Define $\varsigma(n)$ the smallest prime factor of $n$ (Nat.minFac). Let $a_n$ be the least number such that the count of numbers $k \le a_n$ with $k > \varsigma(k)^n$ exceeds the count of numbers with $k \le \varsigma(k)^n$.
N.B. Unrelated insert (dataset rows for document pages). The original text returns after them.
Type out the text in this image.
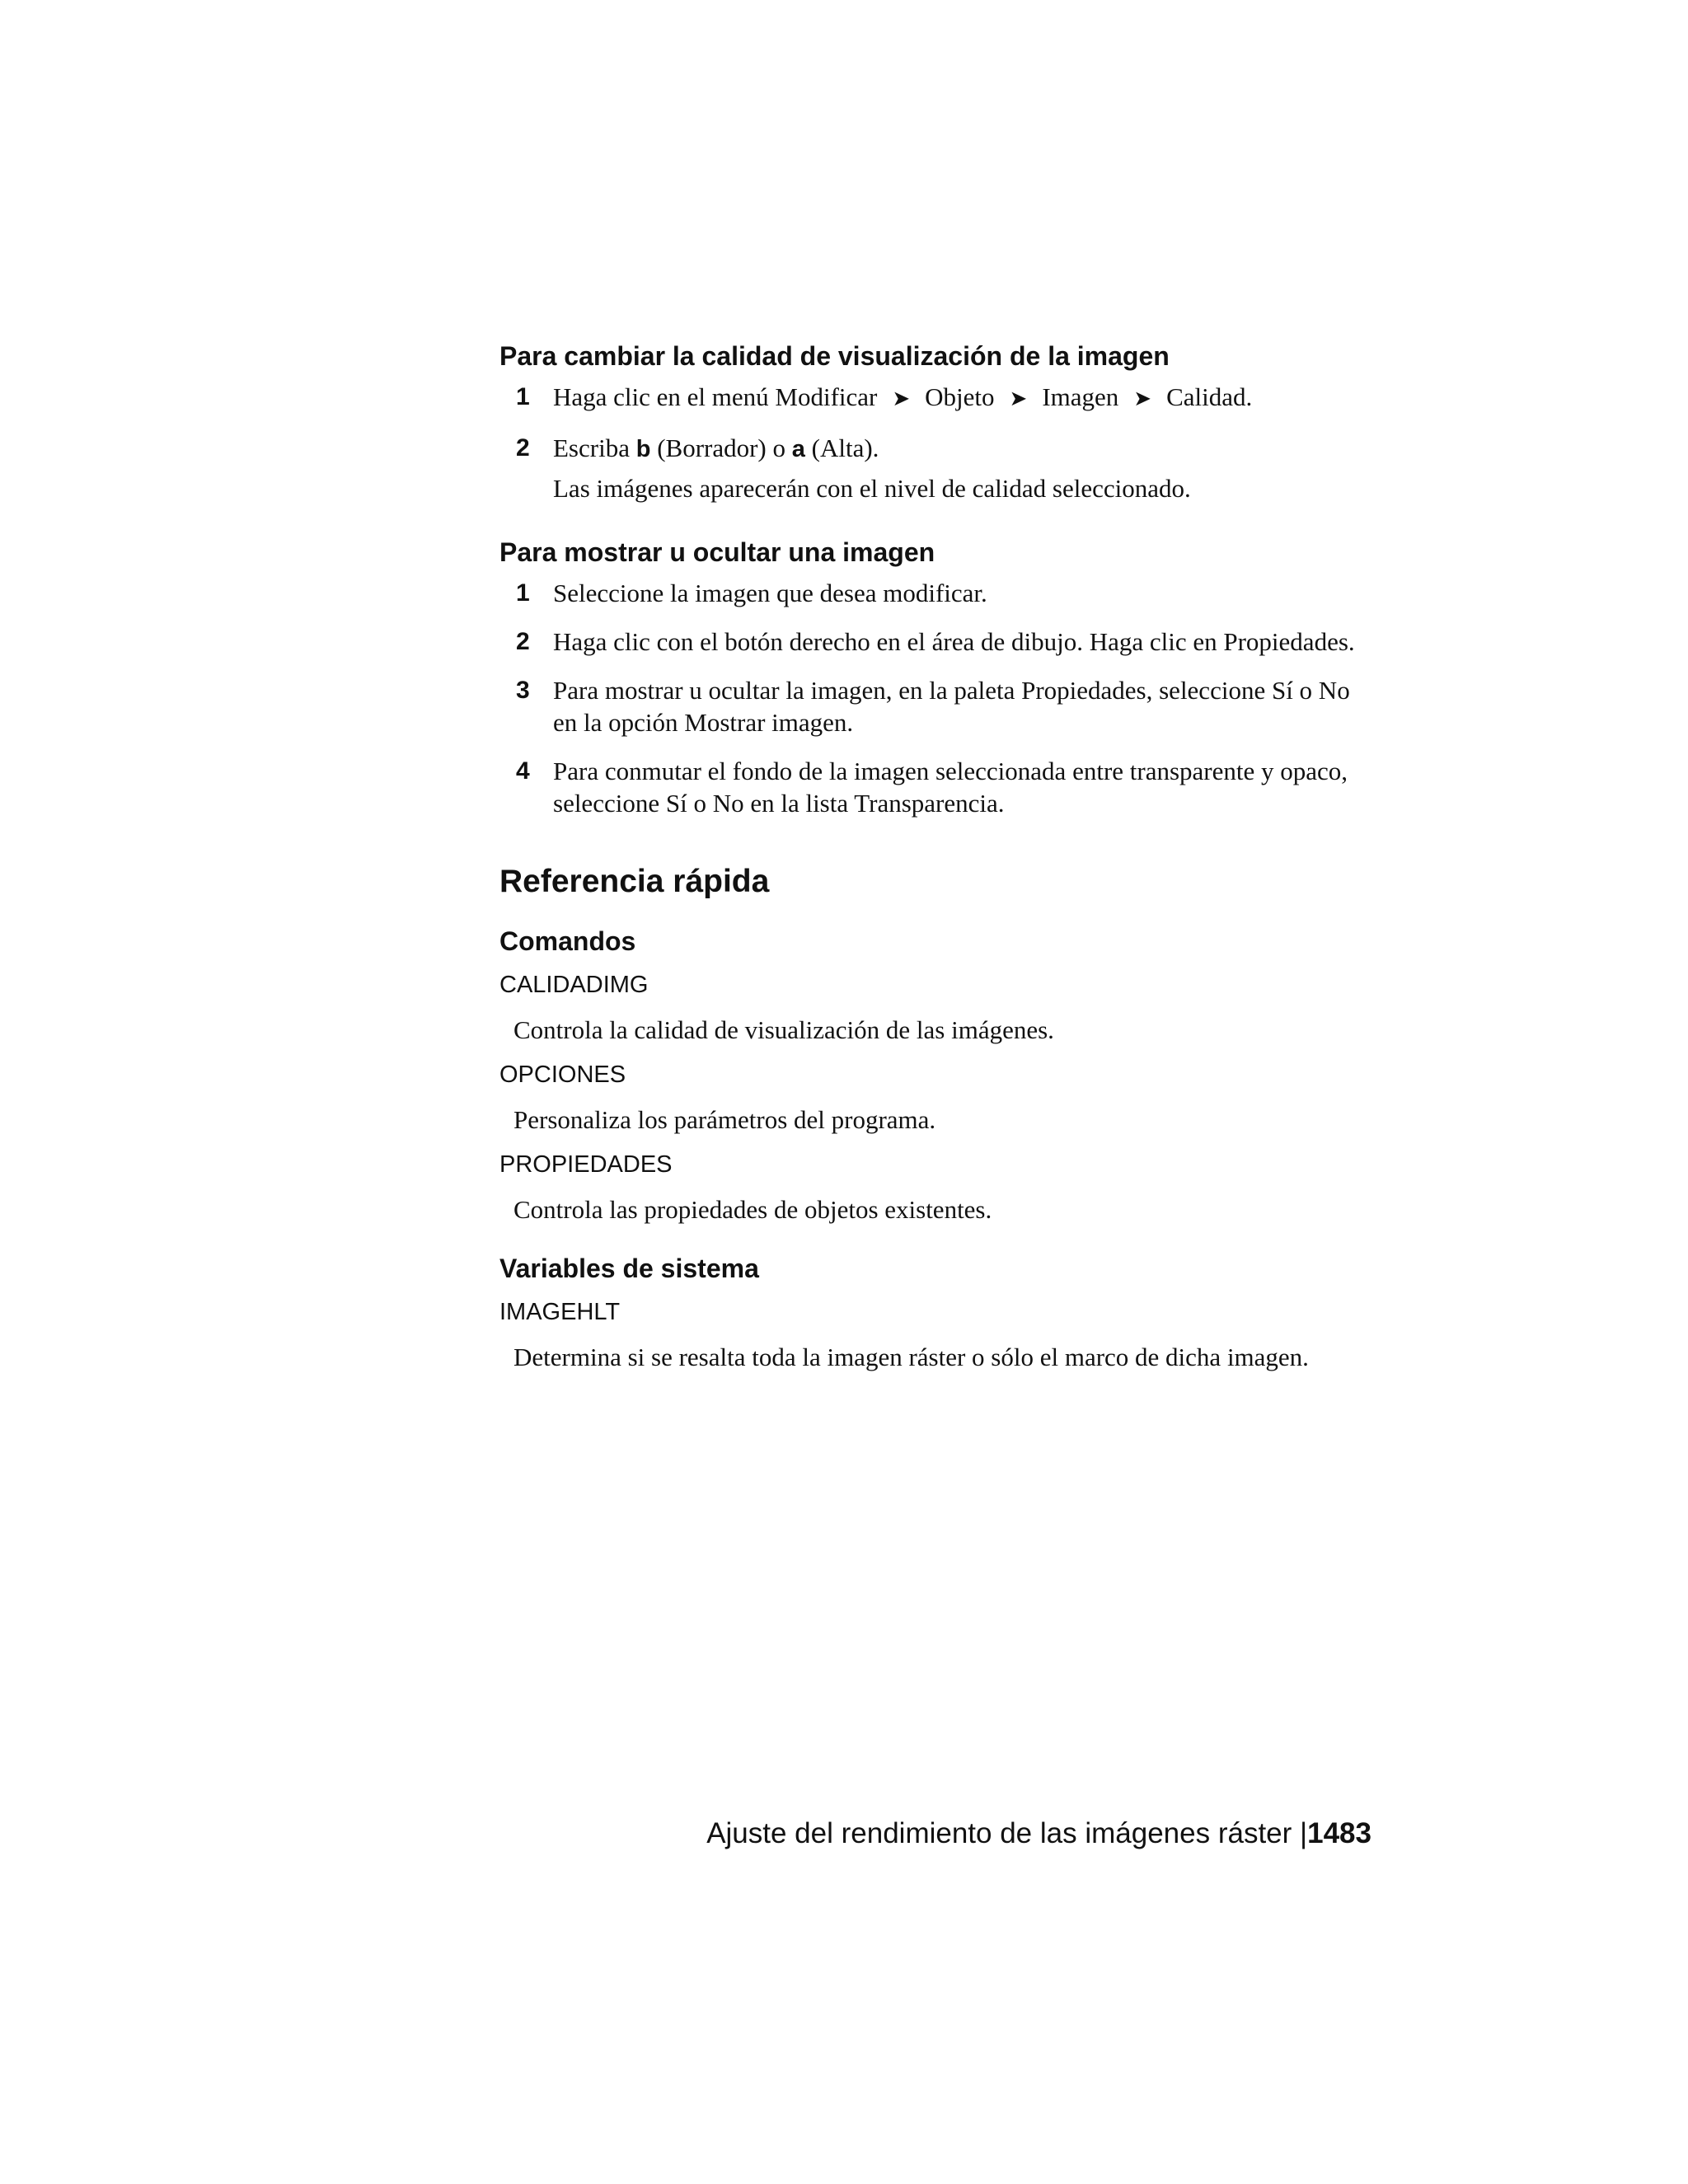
Para cambiar la calidad de visualización de la imagen
1 Haga clic en el menú Modificar ➤ Objeto ➤ Imagen ➤ Calidad.
2 Escriba b (Borrador) o a (Alta).
Las imágenes aparecerán con el nivel de calidad seleccionado.
Para mostrar u ocultar una imagen
1 Seleccione la imagen que desea modificar.
2 Haga clic con el botón derecho en el área de dibujo. Haga clic en Propiedades.
3 Para mostrar u ocultar la imagen, en la paleta Propiedades, seleccione Sí o No en la opción Mostrar imagen.
4 Para conmutar el fondo de la imagen seleccionada entre transparente y opaco, seleccione Sí o No en la lista Transparencia.
Referencia rápida
Comandos

CALIDADIMG

Controla la calidad de visualización de las imágenes.

OPCIONES

Personaliza los parámetros del programa.

PROPIEDADES

Controla las propiedades de objetos existentes.

Variables de sistema

IMAGEHLT

Determina si se resalta toda la imagen ráster o sólo el marco de dicha imagen.

Ajuste del rendimiento de las imágenes ráster |1483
The conjecture states that $a_n = 3^n + 3 \cdot 2^n + 6$ for $n \ge 1$.

References: A087719

def OeisA87719.countExceeding (n m : ℕ) : ℕ

Count of numbers k in {1, ..., m} where k > (minFac k)^n.

Equations

• OeisA87719.countExceeding n m = {k ∈ Finset.Icc 1 m | k > k.minFac ^ n}.card

def OeisA87719.countNotExceeding (n m : ℕ) : ℕ

Count of numbers k in {1, ..., m} where k ≤ (minFac k)^n.

Equations

• OeisA87719.countNotExceeding n m = {k ∈ Finset.Icc 1 m | k ≤ k.minFac ^ n}.card

theorem OeisA87719.a_exists (n : ℕ) : ∃ (m : ℕ), countExceeding n m > countNotExceeding n m

There exists m such that countExceeding n m > countNotExceeding n m.

noncomputable def OeisA87719.a (n : ℕ) : ℕ

The sequence a(n): least m such that countExceeding n m > countNotExceeding n m.

Equations

• OeisA87719.a n = Nat.find ⋯

theorem OeisA87719.a_one : a 1 = 15

a(1) = 15.

theorem OeisA87719.a_two : a 2 = 27

a(2) = 27.

theorem OeisA87719.a_three : a 3 = 57

a(3) = 57.

theorem OeisA87719.a_formula {n : ℕ} (hn : n ≥ 1) : a n = 3 ^ n + 3 * 2 ^ n + 6

Conjecture: a(n) = 3^n + 3 * 2^n + 6 for n ≥ 1.